Today, Judge John Leighton Williams, at the High Court in London, said Mrs Driver was a trespasser in law and rejected her claim that the site was dangerous.
He added that, even if he had decided in her favour on liability, he would have found a higher than 50% degree of contributory negligence on her part.
Mrs Driver has no memory of the accident but her friend, Elaine Bristow, said that they were not drunk although Mrs Driver had consumed five vodka and Cokes - two at home and the rest in three different pubs.
She told the court that they went into the private car park at the closed site, while they waited for their taxi, as Mrs Driver wanted a "wee" and had been told she could not use the taxi office's facilities.
"When she went around the corner, I knew what she was going to do and I said 'you can't wee here' and we walked to the wall."
Mrs Bristow said she stopped Mrs Driver because she would get a fine if a police car came along and saw her urinating.
The Trust's counsel, Philip Williams, suggested that they had been "on the pop" that evening for six and a half hours, but Mrs Bristow said they only had single measures as doubles were too expensive.
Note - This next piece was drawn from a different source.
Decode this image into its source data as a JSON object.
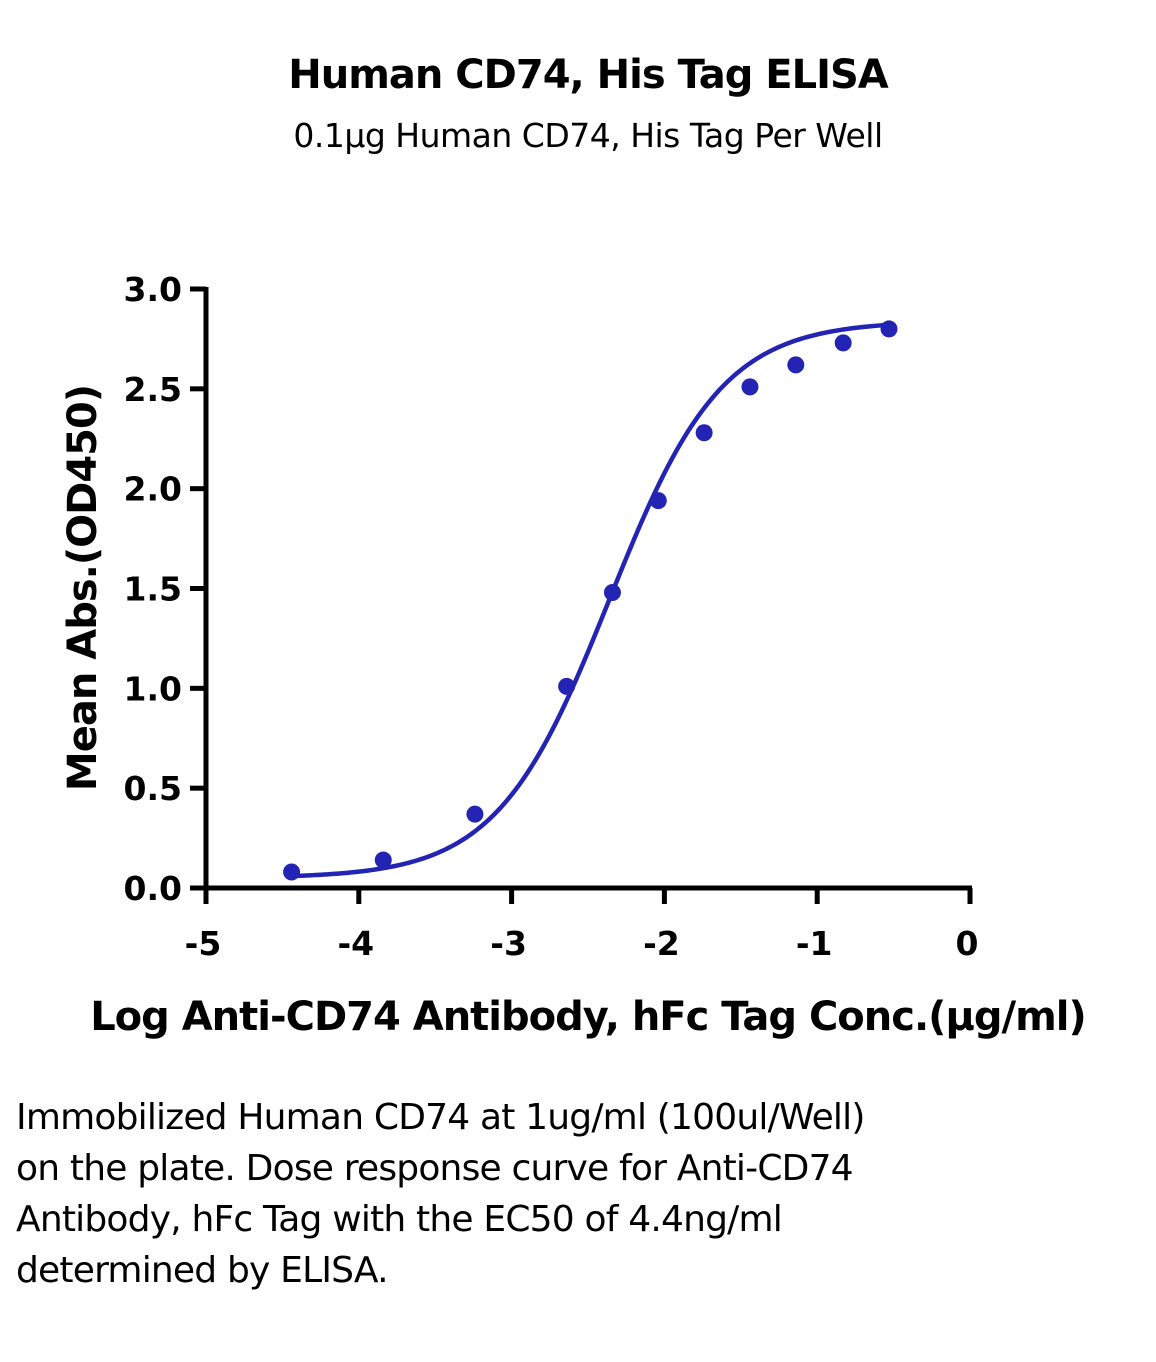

The judge heard there had been no other accidents since the 3ft wall was built almost 40 years ago although an estimated 650,000 visitors had passed through the site during that time. The wall was in good condition, painted white and readily visible.
The judge said that, as a witness, Mrs Bristow "was a little protective of the claimant with a tendency to argue".
"I am not satisfied she has an accurate memory of the detail of what happened that night.
"Maybe because she wasn't asked until two years after the event, but I suspect that drink too played a part."
He was not satisfied he had heard a true account of how much each woman had drunk
"I find it surprising they limited themselves to only three or four drinks in the four and a half hours they spent in Dover before the accident."
Mrs Driver's agitated search for somewhere to "wee" in the car park told him that her judgment was impaired and she probably attempted to climb over the wall to relieve herself on the other side.
He said: "Where urgency exists it rarely vanishes into thin air."
While there was obvious sympathy for Mrs Driver, whose injuries had blighted her life and prevented her return to work as a teaching assistant, that was not enough for her case to succeed.
At the completion of the hearing the judge addressed Mrs Driver and wished her "good luck for the future".
Asked for her reaction after the ruling, she commented outside court: "To be honest with you it was the outcome that I was expecting.
"It was what I was expecting so, you know, life goes on for me. Nothing is going to change."
Smiling, Mrs Driver, 47, from south-east Kent, added: "I am still here, and I am not dead - that is a positive!"
It is understood that she was on a no-win, no-fee costs arrangement.
She left the Royal Courts of Justice in a wheelchair.